Pensé en las fiestas familiares de mi infancia. Mis primos, mi hermano y yo nos salíamos a la calle y hacíamos alguna que otra vagancia, o bien, nos íbamos a la construcción de al lado a jugar con tabiques. Pobre de mi sobrino, quién le manda a nacer en la era de los hijos únicos, no podrá vivir ese tipo de experiencias; aunque pensándolo bien, ni aun cuando tuviera primos sus padres no lo dejarían andar sin la supervisión de un adulto… Divagando en eso fue como se me ocurrió que podía aprovechar la fiesta para hacer una encuesta a los padres ahí presentes. El estudio, elaborado sin el menor rigor metodológico, consistió en dos preguntas: 1) ¿cuándo eras niñ@ te mandaban sol@ a la calle a hacer algún mandado? y 2) ¿tú mandas a tus hijos a hacer algún mandado, digamos, por las tortillas?
A la primera pregunta, la totalidad de padres y madres contestaron en sentido afirmativo. Muchos de ellos narraron sus aventuras, de las que deduje que no sólo iban por las tortillas sino que se salían a jugar por ahí. Uno de ellos me mostró una gran cicatriz que se hizo cuando, al salir en bicicleta a toda velocidad, no advirtió que un carro que se aproximaba.
La segunda pregunta también tuvo unanimidad, pero ahí el tono de la respuesta cambió de nostálgico a enérgico: “¡claro, que no!”. Ello me dio lugar a añadir una tercera pregunta: ¿por qué? Algunos quisieron salirse por la tangente: que no consumían tortillas (o la compraban en walmart). Hubo quienes alegaron que ellos habían crecido en pueblitos y las ciudades son más peligrosas. Otro padre, bien sincerote, dijo: “¡precisamente, porque yo sé lo que hacía de niño en la calle!”.
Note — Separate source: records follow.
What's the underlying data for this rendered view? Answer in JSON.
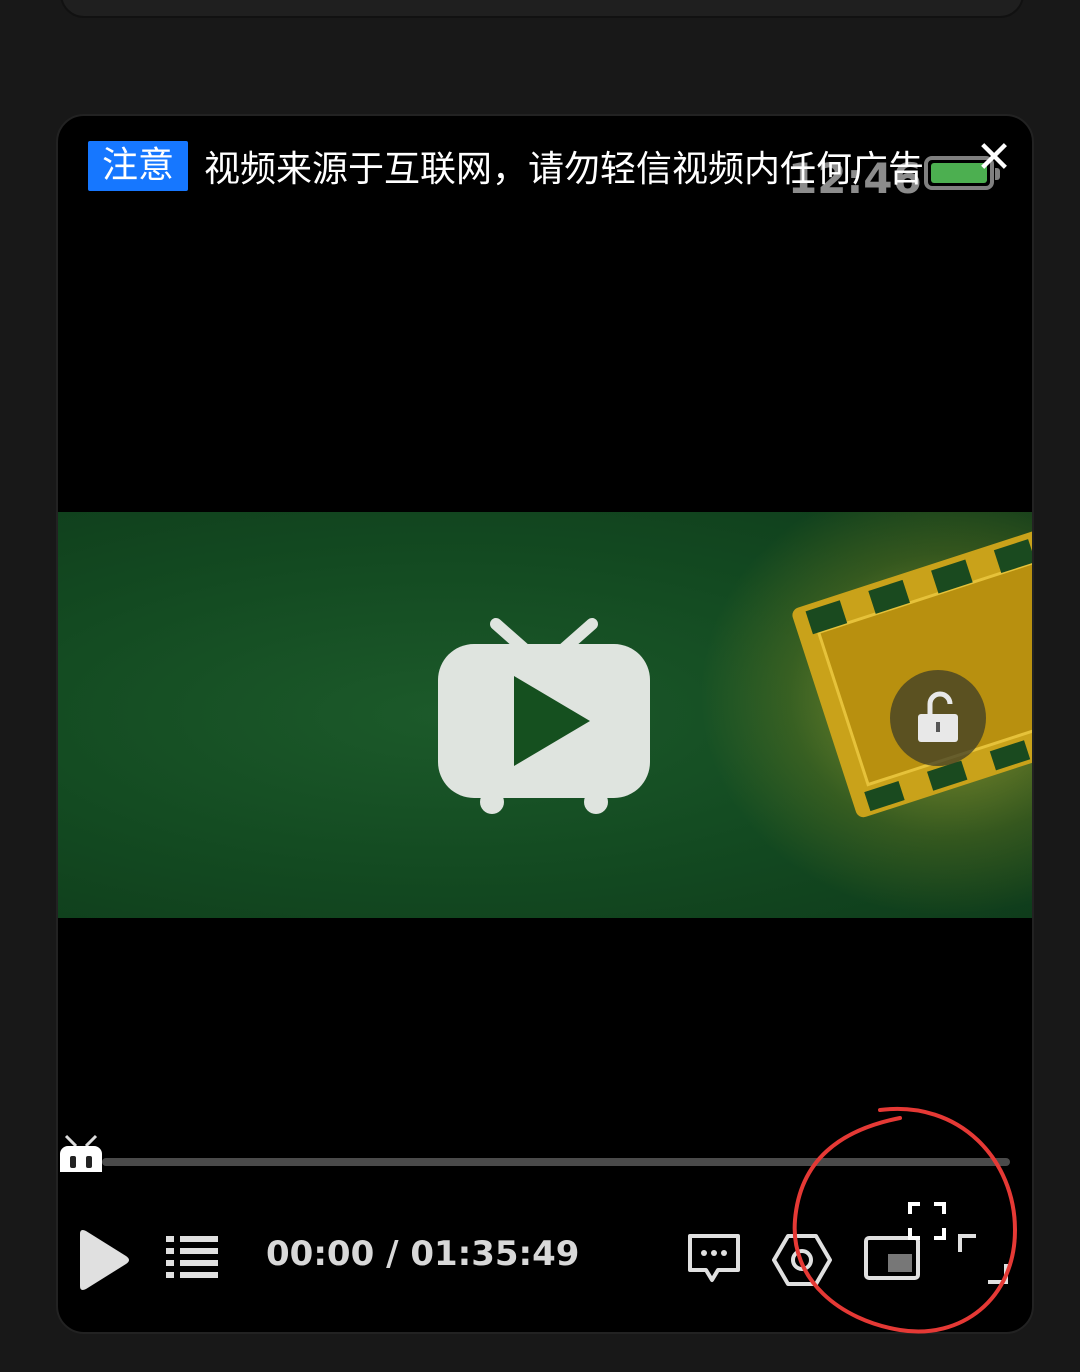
{
  "notice": {
    "badge": "注意",
    "text": "视频来源于互联网，请勿轻信视频内任何广告"
  },
  "status": {
    "clock": "12:46"
  },
  "player": {
    "time_display": "00:00 / 01:35:49",
    "progress": 0
  },
  "icons": {
    "close": "close-icon",
    "center_play": "tv-play-icon",
    "lock": "lock-icon",
    "play": "play-icon",
    "playlist": "playlist-icon",
    "danmaku": "danmaku-icon",
    "settings": "settings-icon",
    "pip": "picture-in-picture-icon",
    "fullscreen": "fullscreen-icon",
    "rotate": "rotate-fullscreen-icon"
  },
  "colors": {
    "accent": "#1677ff",
    "annotation": "#e53935"
  }
}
Al parecer, la libertad de los chamacos se restringe al perímetro visual de sus progenitores. El último entrevistado, tratando de que no lo escuchara su esposa, confesó que ha estado a punto de permitir que su hija se vaya al catecismo caminando sola, porque está a dos cuadras de su casa y podría monitorearla desde lejos… luego desiste, total, puede esperar unos añitos más, ya que tenga 15.